I'm not able to do what I want using the pure Access Way (if I
understand it correctly as letting access control the appearance
of New rows, letting deletes be controlled by the left "button"
etc.). Mixing bound forms and program control is making me nuts.
Then you're not doing it right -- you're making it too complicated.
I'm going to try a completely unbound
form. What is your favorite way to load the fields in the form as
you get records in your recordset?
Start out with your form bound. Drop all the controls on the form.
This will create controls with the names of the fields they are
bound to. Remove the ControlSource of each of the controls, and the
form's Recordsource.
To load data, you open a recordset on the former Recordsource
(though filterd to a single record, of course, and do this:
Dim rs As DAO.Recordset
Dim ctl As Control
Set rs = CurrentDB.OpenRecordset("[your former recordsource]")
rs.MoveFirst
For Each ctl in Me.Controls
ctl = rs(ctl.Name)
Next ctl
Set ctl = Nothing
rs.Close
Set rs = Nothing
Since the controls have the names of the fields they were formerly
bound to, this will load the data very easily.

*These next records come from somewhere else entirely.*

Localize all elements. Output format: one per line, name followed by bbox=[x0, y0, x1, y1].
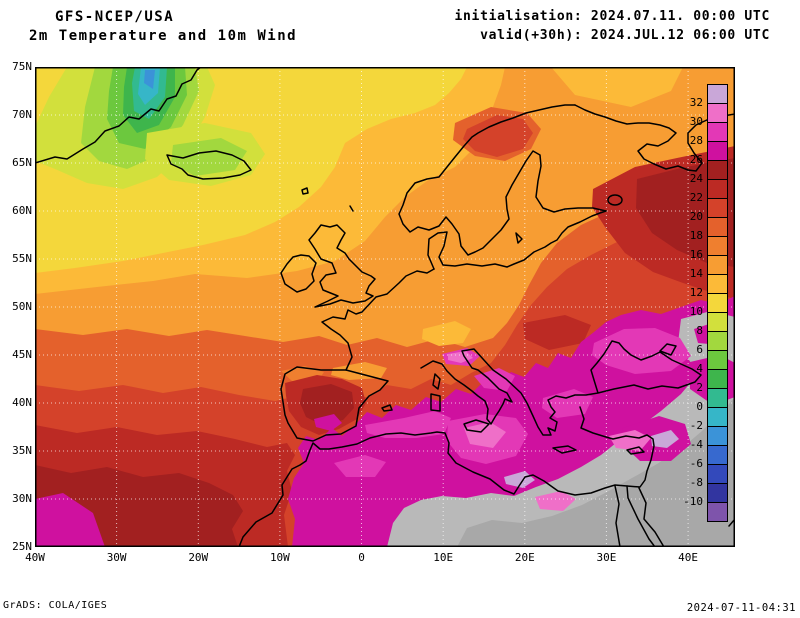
lat-tick-label: 35N bbox=[12, 444, 32, 457]
lat-tick-label: 40N bbox=[12, 396, 32, 409]
temperature-shading bbox=[35, 67, 735, 547]
colorbar-cell bbox=[707, 331, 728, 351]
lat-tick-label: 50N bbox=[12, 300, 32, 313]
colorbar-tick-label: 10 bbox=[689, 305, 703, 318]
lat-tick-label: 30N bbox=[12, 492, 32, 505]
lon-tick-label: 0 bbox=[358, 551, 365, 564]
colorbar-cell bbox=[707, 312, 728, 332]
colorbar-tick-label: -2 bbox=[689, 419, 703, 432]
colorbar-tick-label: -8 bbox=[689, 476, 703, 489]
lat-tick-label: 55N bbox=[12, 252, 32, 265]
colorbar-cell bbox=[707, 464, 728, 484]
colorbar-tick-label: 8 bbox=[696, 324, 703, 337]
colorbar-cell bbox=[707, 483, 728, 503]
lon-tick-label: 30E bbox=[596, 551, 617, 564]
product-title: 2m Temperature and 10m Wind bbox=[29, 28, 298, 44]
grid-lines bbox=[35, 67, 735, 547]
colorbar-cell bbox=[707, 369, 728, 389]
colorbar-tick-label: 18 bbox=[689, 229, 703, 242]
lon-tick-label: 40W bbox=[25, 551, 45, 564]
init-time: initialisation: 2024.07.11. 00:00 UTC bbox=[454, 9, 770, 24]
colorbar-tick-label: 16 bbox=[689, 248, 703, 261]
coastlines bbox=[35, 67, 735, 547]
colorbar-tick-label: -6 bbox=[689, 457, 703, 470]
colorbar: 32 30 28 26 24 22 20 18 16 14 12 10 8 6 4 2 0 -2 -4 -6 -8 -10 bbox=[657, 84, 729, 524]
lat-tick-label: 65N bbox=[12, 156, 32, 169]
colorbar-tick-label: 22 bbox=[689, 191, 703, 204]
lon-tick-label: 10E bbox=[433, 551, 454, 564]
colorbar-tick-label: 24 bbox=[689, 172, 703, 185]
colorbar-tick-label: 20 bbox=[689, 210, 703, 223]
model-title: GFS-NCEP/USA bbox=[55, 9, 175, 25]
colorbar-tick-label: 32 bbox=[689, 96, 703, 109]
colorbar-cell bbox=[707, 103, 728, 123]
colorbar-cell bbox=[707, 217, 728, 237]
colorbar-cell bbox=[707, 236, 728, 256]
lat-tick-label: 45N bbox=[12, 348, 32, 361]
colorbar-cell bbox=[707, 84, 728, 104]
colorbar-cell bbox=[707, 198, 728, 218]
lon-tick-label: 10W bbox=[269, 551, 290, 564]
colorbar-tick-label: 2 bbox=[696, 381, 703, 394]
colorbar-cell bbox=[707, 388, 728, 408]
colorbar-tick-label: 14 bbox=[689, 267, 703, 280]
colorbar-tick-label: 12 bbox=[689, 286, 703, 299]
lon-tick-label: 30W bbox=[106, 551, 127, 564]
colorbar-cell bbox=[707, 293, 728, 313]
colorbar-cell bbox=[707, 179, 728, 199]
colorbar-tick-label: -4 bbox=[689, 438, 703, 451]
lon-tick-label: 20W bbox=[188, 551, 209, 564]
lon-tick-label: 40E bbox=[678, 551, 698, 564]
colorbar-tick-label: 4 bbox=[696, 362, 703, 375]
valid-time: valid(+30h): 2024.JUL.12 06:00 UTC bbox=[480, 28, 770, 43]
colorbar-cell bbox=[707, 274, 728, 294]
lat-tick-label: 25N bbox=[12, 540, 32, 553]
temperature-field-map bbox=[35, 67, 735, 547]
colorbar-cell bbox=[707, 426, 728, 446]
colorbar-cell bbox=[707, 141, 728, 161]
colorbar-cell bbox=[707, 122, 728, 142]
colorbar-cell bbox=[707, 502, 728, 522]
colorbar-tick-label: 0 bbox=[696, 400, 703, 413]
colorbar-tick-label: 6 bbox=[696, 343, 703, 356]
colorbar-cell bbox=[707, 255, 728, 275]
lat-tick-label: 70N bbox=[12, 108, 32, 121]
map-border bbox=[35, 67, 735, 547]
colorbar-cell bbox=[707, 407, 728, 427]
colorbar-tick-label: 26 bbox=[689, 153, 703, 166]
grads-credit: GrADS: COLA/IGES bbox=[3, 600, 108, 611]
colorbar-cell bbox=[707, 160, 728, 180]
map-frame bbox=[35, 67, 735, 547]
colorbar-tick-label: 30 bbox=[689, 115, 703, 128]
colorbar-cell bbox=[707, 445, 728, 465]
colorbar-cell bbox=[707, 350, 728, 370]
generation-timestamp: 2024-07-11-04:31 bbox=[686, 602, 796, 614]
colorbar-tick-label: 28 bbox=[689, 134, 703, 147]
colorbar-tick-label: -10 bbox=[683, 495, 703, 508]
lat-tick-label: 75N bbox=[12, 60, 32, 73]
lon-tick-label: 20E bbox=[514, 551, 535, 564]
lat-tick-label: 60N bbox=[12, 204, 32, 217]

Now, it can't be quite that simple, as you very often have controls
on your form that are not for editing the data (such as command
buttons), but that's easily handled in a number of ways. My
preferred approach is to set up a custom collection including only
the fields that will have data loaded from the recordset that I
populate in the form's OnOpen event. It's much more efficient than
testing for a .Tag or testing ControlType each time you load/save
data.
Now, for saving data, you reverse the process:
rs.Edit
For Each ctl in Me.Controls
rs(ctl.Name) = ctl.Value
Next ctl
rs.Update
You may, if you're cautious like me, choose to test whether the
values differ before assigning the value. I do that because I have a
lot of replicated applications, and I don't want to change fields
whose actual data is the same (this can result in unnecessary
conflicts, even with field-level conflict resolution, as is the norm
in Jet 4).
But if you do all of this, you lose much, much more than you gain.
You'll have to program every single behavior, including navigation
and all the data-based events (there's no .Dirty property in an
unbound form, for instance, and thus, no OnDirty event, just to name
one of the most important losses).
From what I've seen you have attempted to program all sorts of
things that I would never write a single line of code for, and each
time you've chosen the least appropriate method for programming what
you're trying to do. I think you'd be much better served by trying
to do things the easy way, rather than going unbound and losing all
the advantages of Access.
Put another way, if you're going to go unbound for all your data
editing, there's really no point in using Access in the first place,
as you'll now be on par with programming environments that don't
have all the RAD tools that come in Access from using bound forms.